Blog
New principles for AI: Generalising AI models
In the last few years, AI has undeniably moved out of the lab and become an integral part of our infrastructure, business operations, and everyday lives.
As always when a technology moves from the theoretical sphere into the real world, some adjustments have been necessary. Unexpected challenges have arisen, ripple effects have been spotted and (of course) human error has reared its head.
The result is a new focus for AI researchers as they begin to ask: what does real, applied AI look like? Which obstacles must it overcome? What works outside of the lab, and what falls apart as soon as it puts a toe over the lab threshold?
At Faculty, we’ve worked on hundreds of data science projects for our clients. So we’ve learnt a lot, sometimes the hard way, about what does and doesn’t work in the real world. In this blog series, I’ll be reflecting on three of the trends we’ve observed, and how the use of AI in the real world might evolve over the next few years – beginning with the need for generalisable AI models.
What happens when we apply models to real-world data?
Adoption of AI has grown rapidly, and along with it the number of models that are being put into production. As practitioners will be acutely aware, model performance can degrade over time and seriously interfere with the performance of otherwise effective models.
A common reason for this is known as “distributional shift”, which is when the up-to-date data we’re feeding into a model slowly starts to look less and less like the data it was trained on over time.

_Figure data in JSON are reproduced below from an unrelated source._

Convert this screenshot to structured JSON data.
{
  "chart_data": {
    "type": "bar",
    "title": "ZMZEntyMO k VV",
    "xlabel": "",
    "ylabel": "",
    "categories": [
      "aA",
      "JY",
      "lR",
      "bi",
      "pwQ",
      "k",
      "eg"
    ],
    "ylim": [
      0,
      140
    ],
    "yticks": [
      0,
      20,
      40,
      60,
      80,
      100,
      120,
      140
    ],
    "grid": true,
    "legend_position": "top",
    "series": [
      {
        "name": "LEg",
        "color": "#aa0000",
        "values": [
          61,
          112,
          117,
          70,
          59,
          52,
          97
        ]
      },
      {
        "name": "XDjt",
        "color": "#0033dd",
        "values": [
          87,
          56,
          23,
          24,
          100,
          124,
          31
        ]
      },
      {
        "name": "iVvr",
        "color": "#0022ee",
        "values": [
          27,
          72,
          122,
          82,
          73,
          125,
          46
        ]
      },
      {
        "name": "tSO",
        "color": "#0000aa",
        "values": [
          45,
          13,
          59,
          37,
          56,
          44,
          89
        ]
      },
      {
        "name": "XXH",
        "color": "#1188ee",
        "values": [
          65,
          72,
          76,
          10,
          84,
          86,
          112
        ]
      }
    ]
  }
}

For example, let’s say a clothing retailer creates a model to predict which clothes a customer might be interested in purchasing – but all the data used to train the model was collected in the summer. As the year progresses and the weather gets colder, the customer might be less interested in t-shirts and shorts, and more interested in warm jumpers. The model makes predictions like nothing has changed, and those predictions start to become less accurate.
Increasingly, we need to ensure that our models will generalise and understand how they will generalise once they are deployed on live data. Ultimately, the best (but also the hardest) way to do this is to focus on causality.
The importance of causality
People often marvel at the almost magical capabilities of machine learning, but really a lot of the time it comes down to complicated pattern recognition. In particular, the proliferation of machine learning libraries and frameworks has made it very easy to quickly train powerful models on a wide variety of data. The algorithms make these ‘magical’ predictions by learning sophisticated correlations between features and the target variable.
Although it has become a cliché, it remains true that “correlation is not causation”. Just because the model has learnt to exploit certain correlations to achieve good predictive performance, it does not mean that the model understands the underlying cause.
Consequently, when the model is deployed in the real world and the underlying data it’s working from starts to shift, it can start to break down. Imagine that an e-commerce company is building an algorithm to predict when it should do a price promotion. The company has a huge amount of customer data, but suppose a large proportion of its sales and website visits take place on Black Friday, when the company is, of course, running huge discounts. If your model is merely looking at correlation and doesn’t understand the underlying reasons that customers purchase , the algorithm might easily conclude that any Friday is a good day to run a price promotion.
If, however, the model could incorporate causality, then it would know that there is a particular phenomenon on the last Friday of November when customers expect prices to be reduced. It would see that, conversely, it might make no sense to cut prices on another Friday, because customers will be expecting to pay full price and the company will be forgoing revenue needlessly.
An attractive trade-off
There are costs to incorporating causality into models. Proving causal relationships between variables is hard, and the best known methods are generally computationally intensive. As a result, we often have to use simpler models so that these expensive computations don’t get too out of hand. Nevertheless, the benefits in terms of robustness – and increased understanding of the underlying causes of quantities of interest – can make this an attractive trade-off.
As long as AI models are kept in the lab, there is little incentive to do the hard and expensive work of building causality into them. But as AI is incorporated into production models, ensuring the model is generalisable will become increasingly important, and the robustness afforded to us by a better understanding of the underlying causes will become increasingly attractive.